Everyone with even a passing knowledge of Major League Baseball knows that San Diego Padres third-baseman Manny Machado has long been an excellent player. And that excellence has been consistent across his 14 seasons in the majors to date.
How consistent Machado has been, though, merits highlighting. Across three very different franchises – the Baltimore Orioles, the Los Angeles Dodgers and the Padres – Machado has somehow posted almost the exact same numbers, especially his slugging percentage. He has been so consistent for so long that his career stats just looks wrong.
Machado Defying The Concept Of Luck
Baseball has always been a sport driven by numbers, and having given birth to the sabermetrics era, it remains at the apex of all that is sporting data. Batting averages, earned run averages, OPS, WAR, and ten million more metrics; every corner of the game is analyzed through the digits and decimals as much as it is the sights and sounds. Yet with Machado, a statistical consistency has emerged that seems so unlikely as to be scripted. He has Uncanny Valleyed baseball.
It is one thing for a player to show consistency in a skill set. It is quite another to see a stat as complex as slugging percentage – which folds together singles, doubles, triples and home runs to give an indication of a player’s power at the plate – land on as-near-as-is the exact same figure across thousands of at-bats with three different franchises.
Players changes ballparks, lineups, opponents, and even leagues, and the numbers inevitably shift. For all its in-built repetitiveness, baseball is also a sport with tremendous variation based on luck. But Machado has nonetheless stuck rigidly to his numbers, to the point that he should just probably make .487 his jersey number.
Machado’s Three Franchises
Machado began his MLB career in Baltimore, where the Orioles drafted him third overall in the 2010 MLB Draft and promoted him to the majors aged only 20 back in 2012. He quickly emerged as an All-Star, developing into one of the most polished two-way infielders in baseball, offering both power and steadiness in an up-and-down period for the franchise. In 860 games across seven seasons with the Orioles, Machado would record a .487 slugging percentage.
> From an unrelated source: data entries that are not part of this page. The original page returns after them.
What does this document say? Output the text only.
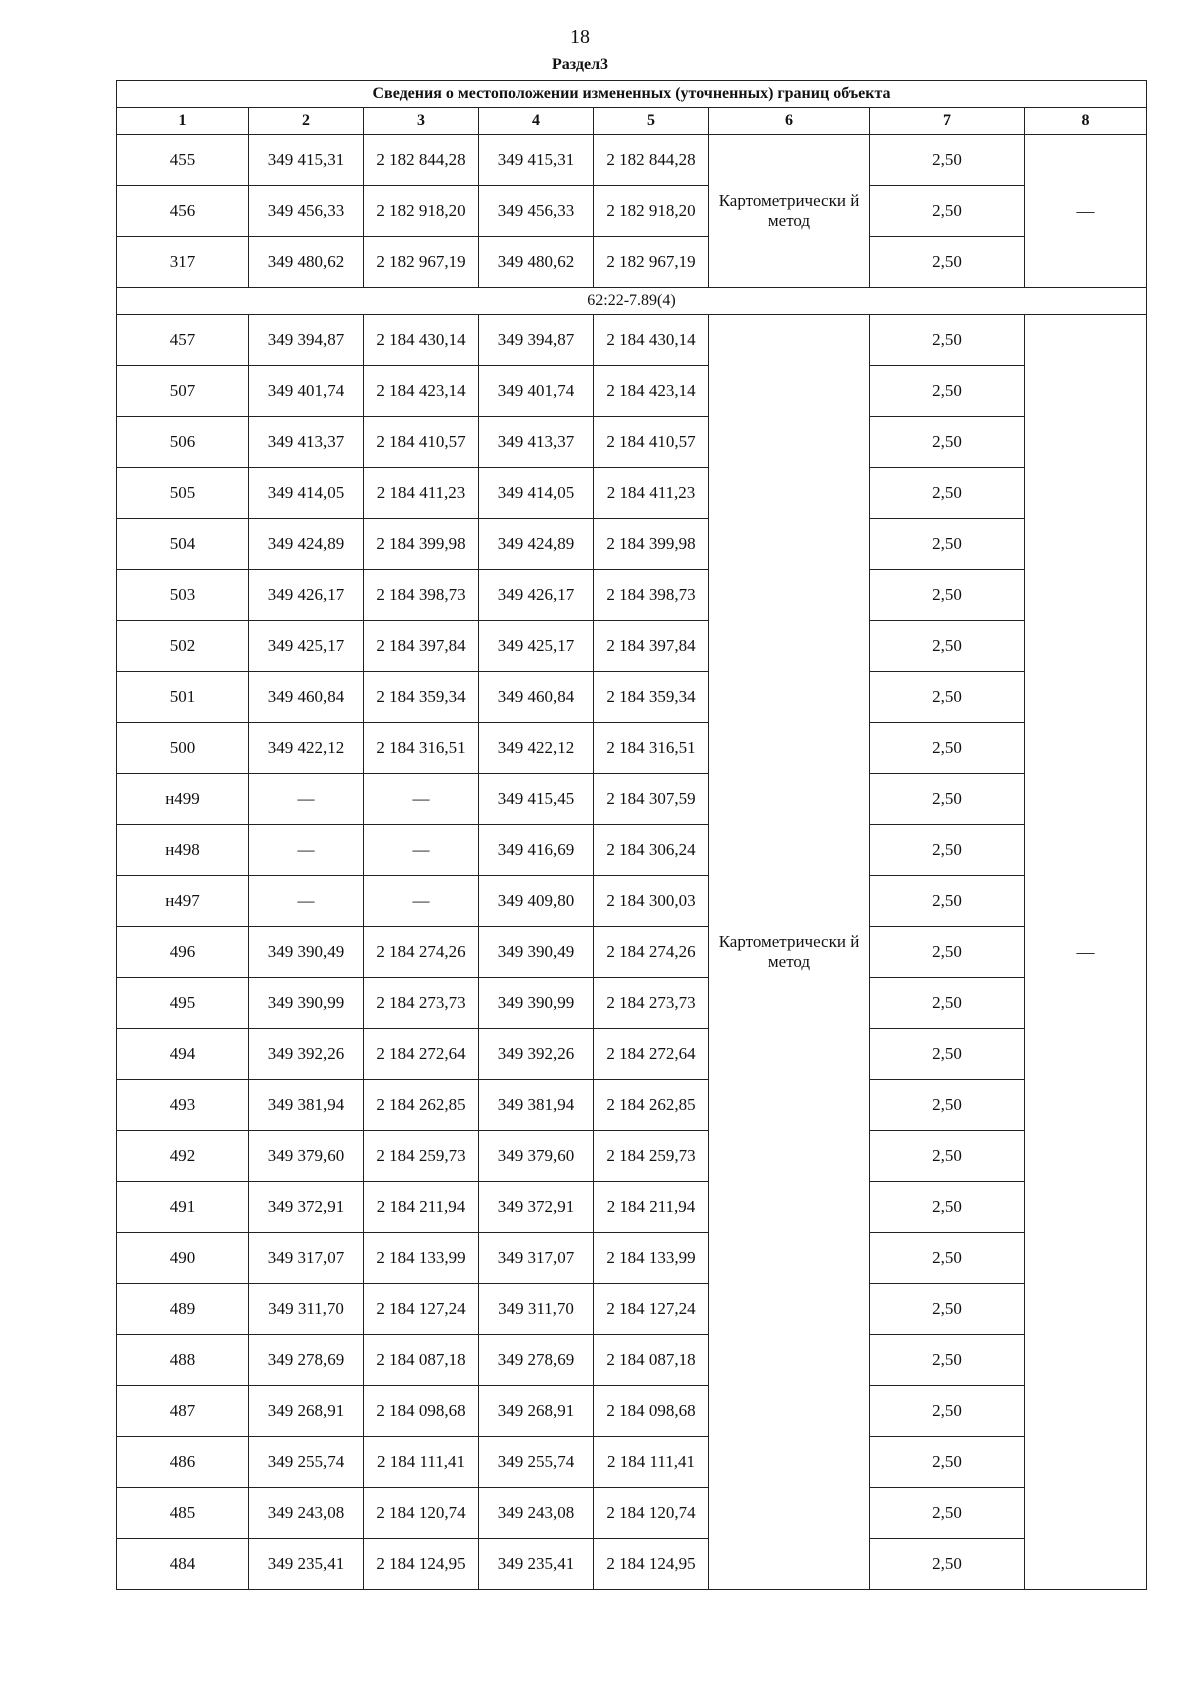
18
Раздел3
Сведения о местоположении измененных (уточненных) границ объекта							
1	2	3	4	5	6	7	8
455	349 415,31	2 182 844,28	349 415,31	2 182 844,28	Картометрически й метод	2,50	—
456	349 456,33	2 182 918,20	349 456,33	2 182 918,20		2,50	
317	349 480,62	2 182 967,19	349 480,62	2 182 967,19		2,50	
62:22-7.89(4)							
457	349 394,87	2 184 430,14	349 394,87	2 184 430,14	Картометрически й метод	2,50	—
507	349 401,74	2 184 423,14	349 401,74	2 184 423,14		2,50	
506	349 413,37	2 184 410,57	349 413,37	2 184 410,57		2,50	
505	349 414,05	2 184 411,23	349 414,05	2 184 411,23		2,50	
504	349 424,89	2 184 399,98	349 424,89	2 184 399,98		2,50	
503	349 426,17	2 184 398,73	349 426,17	2 184 398,73		2,50	
502	349 425,17	2 184 397,84	349 425,17	2 184 397,84		2,50	
501	349 460,84	2 184 359,34	349 460,84	2 184 359,34		2,50	
500	349 422,12	2 184 316,51	349 422,12	2 184 316,51		2,50	
н499	—	—	349 415,45	2 184 307,59		2,50	
н498	—	—	349 416,69	2 184 306,24		2,50	
н497	—	—	349 409,80	2 184 300,03		2,50	
496	349 390,49	2 184 274,26	349 390,49	2 184 274,26		2,50	
495	349 390,99	2 184 273,73	349 390,99	2 184 273,73		2,50	
494	349 392,26	2 184 272,64	349 392,26	2 184 272,64		2,50	
493	349 381,94	2 184 262,85	349 381,94	2 184 262,85		2,50	
492	349 379,60	2 184 259,73	349 379,60	2 184 259,73		2,50	
491	349 372,91	2 184 211,94	349 372,91	2 184 211,94		2,50	
490	349 317,07	2 184 133,99	349 317,07	2 184 133,99		2,50	
489	349 311,70	2 184 127,24	349 311,70	2 184 127,24		2,50	
488	349 278,69	2 184 087,18	349 278,69	2 184 087,18		2,50	
487	349 268,91	2 184 098,68	349 268,91	2 184 098,68		2,50	
486	349 255,74	2 184 111,41	349 255,74	2 184 111,41		2,50	
485	349 243,08	2 184 120,74	349 243,08	2 184 120,74		2,50	
484	349 235,41	2 184 124,95	349 235,41	2 184 124,95		2,50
As all things do, Machado’s time in Baltimore ended eventually. In 2018, the Orioles dealt him to the Dodgers in a midseason blockbuster, in exchange for the collective haul of Yusniel Diaz, Dean Kremer, Rylan Bannon, Breyvic Valera and Zach Pop. The Dodgers were chasing a pennant, and Machado was the plug-and-play All-Star. Yet despite all the new variables in play, and the reduced sample size of his half-season of work with the Dodgers, Machado once again hit an exact .487 slugging percentage.
Then came the Padres, with whom Machado signed a ten-year, $300 million deal in 2019, the richest free-agent contract in North American sports history at the time. And although it may have changed by the time you read this, at the time of writing, Machado has posted a .486 slugging percentage in his seven seasons in San Diego. Had he not been taken out of Game 162 early, and hit one more extra base hit, the perfect symmetry may have been attained.
There is some year-on-year variation, to be sure. But the wider average is always unnervingly identical. And what makes this coincidence so eye-catching – and yet oddly eerie – is how unlikely it is.
The Sheer Statistical Improbability
Slugging percentage is volatile by nature. A dozen extra-base hits one way or another can shift it over the course of a season, let alone across multiple franchises. Ballparks of course play a sizeable role, too, while Camden Yards was at the time friendly to right-handed power, Dodger Stadium can suppress offense, and Petco Park was once notorious as a pitcher’s paradise before being re-dimensioned.
For Machado to emerge from all three with the same numbers is a quirk that borders on the surreal. And it is not just his slugging percentage, either. Machado’s wider stat lines across all three teams – .283/.335/.487 with the Orioles, .273/.338/487 with the Dodgers, .275/.340/.486 with the Padres – are also unnervingly similarly, as are the OPS marks of .825, .822 and .825 respectively.